Document Analysis Technology
When extracting important information from documents, simply extracting individual characters is inadequate. Documents must be analyzed in order to organize the text information contained in documents into meaningful segments and units. To address this issue, Fuji Xerox has developed document analysis technology capable of automatically extracting the structure information of electronic documents converted from paper documents, as well as electronic documents created using various applications.

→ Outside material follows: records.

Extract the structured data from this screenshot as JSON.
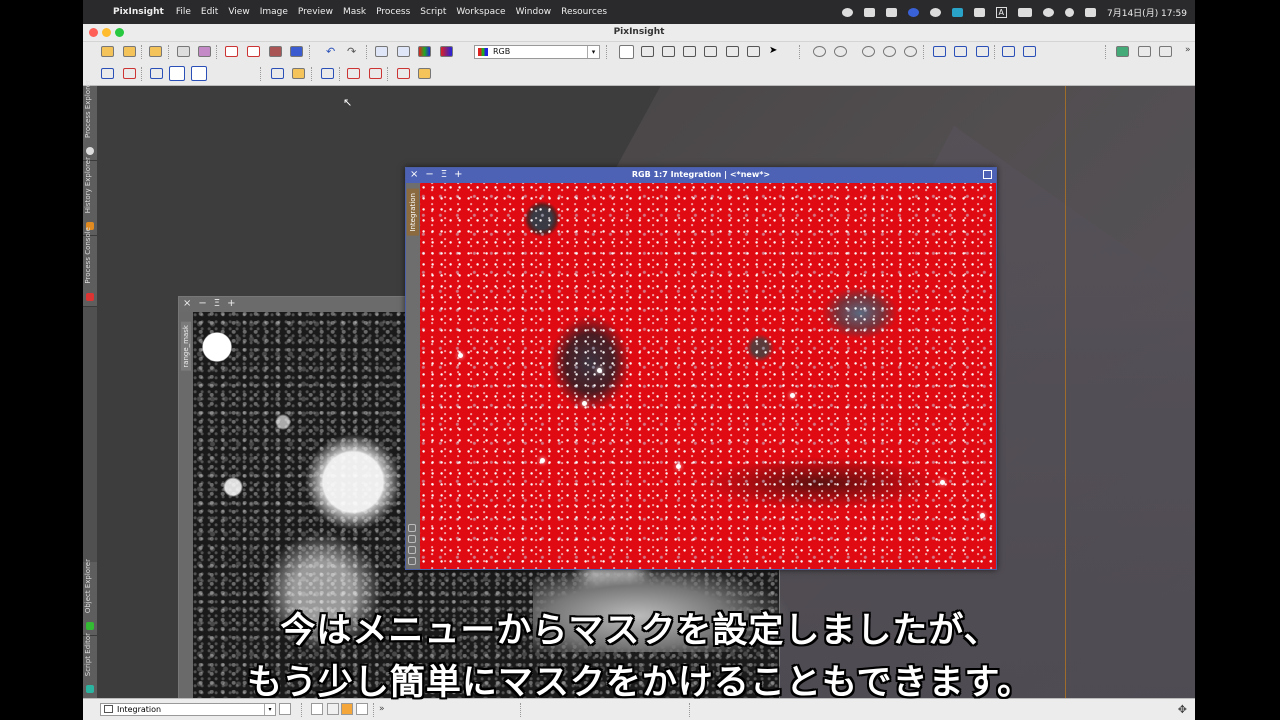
{
  "menubar": {
    "app_name": "PixInsight",
    "items": [
      "File",
      "Edit",
      "View",
      "Image",
      "Preview",
      "Mask",
      "Process",
      "Script",
      "Workspace",
      "Window",
      "Resources"
    ],
    "clock": "7月14日(月)  17:59",
    "input_method": "A"
  },
  "window": {
    "title": "PixInsight"
  },
  "toolbar": {
    "channel_select": "RGB"
  },
  "side_tabs": [
    {
      "label": "Process Explorer",
      "icon": "gear-icon"
    },
    {
      "label": "History Explorer",
      "icon": "history-icon"
    },
    {
      "label": "Process Console",
      "icon": "console-icon"
    },
    {
      "label": "Object Explorer",
      "icon": "object-icon"
    },
    {
      "label": "Script Editor",
      "icon": "script-icon"
    }
  ],
  "mask_window": {
    "id": "range_mask",
    "buttons": [
      "×",
      "−",
      "Ξ",
      "+"
    ]
  },
  "integration_window": {
    "title": "RGB 1:7 Integration | <*new*>",
    "id": "Integration",
    "buttons": [
      "×",
      "−",
      "Ξ",
      "+"
    ]
  },
  "subtitles": {
    "line1": "今はメニューからマスクを設定しましたが、",
    "line2": "もう少し簡単にマスクをかけることもできます。"
  },
  "statusbar": {
    "view_select": "Integration",
    "more": "»"
  },
  "colors": {
    "titlebar_active": "#4d62b5",
    "mask_overlay": "#e00a12",
    "traffic_red": "#fe5f57",
    "traffic_yellow": "#febc2e",
    "traffic_green": "#28c840"
  }
}
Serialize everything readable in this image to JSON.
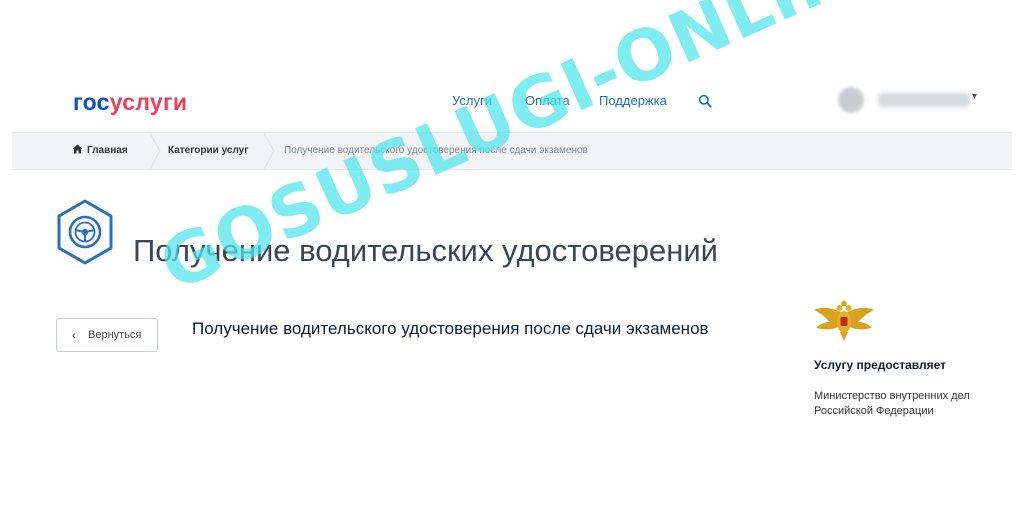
{
  "header": {
    "logo_part1": "гос",
    "logo_part2": "услуги",
    "nav": [
      {
        "label": "Услуги"
      },
      {
        "label": "Оплата"
      },
      {
        "label": "Поддержка"
      }
    ],
    "search_icon": "search-icon",
    "user_menu_caret": "▾"
  },
  "breadcrumb": {
    "home": "Главная",
    "category": "Категории услуг",
    "current": "Получение водительского удостоверения после сдачи экзаменов"
  },
  "page": {
    "title": "Получение водительских удостоверений",
    "icon": "steering-wheel-icon"
  },
  "back_button": {
    "chevron": "‹",
    "label": "Вернуться"
  },
  "service": {
    "title": "Получение водительского удостоверения после сдачи экзаменов"
  },
  "provider": {
    "label": "Услугу предоставляет",
    "name": "Министерство внутренних дел Российской Федерации",
    "emblem": "mvd-emblem-icon"
  },
  "watermark": "GOSUSLUGI-ONLINE.RU",
  "colors": {
    "brand_blue": "#0d4cd3",
    "brand_red": "#ee3f58",
    "link": "#1f6fbf",
    "icon_blue": "#2a70b8",
    "watermark": "#4fe6ee"
  }
}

This technology consists of an image analysis system that analyzes images in documents, and a code analysis system that analyzes characters having code information (Fig. 1). After pre-processing (e.g., skew correction, resolution conversion) is performed on a document image, the image analysis system analyzes the characteristics of the image through area analysis to identify such area attributes as text, pictures, tables, and figures that constitute the document. In the text and table areas, individual text areas are identified based on the result of analyzing the arrangement of character strings, and then whether the text in each area is written vertically or horizontally is identified. In addition, processing to separate the text from ruled lines and contour correction for the text and lines are performed, in order to increase the character recognition rate. After that, OCR is applied, followed by the text areas and tables being correlated with character codes. Meanwhile, the code analysis system interprets the code information of characters that constitute the document and obtains information on individual characters. At the same time, elements in the document are divided into character elements having and not having code information, and then the character elements are converted into images. Based on the result of analysis conducted by the image analysis system, text areas are identified through area analysis and the layout information is obtained.
For example, there are cases where characters in electronic documents have no code information because the characters are generated as images. Even in such cases, by coordinating the image analysis system and the code analysis system, it becomes possible to obtain character code information and generate the layout information.
With this document analysis technology, various types of documents can be analyzed, regardless of whether in paper or digital form.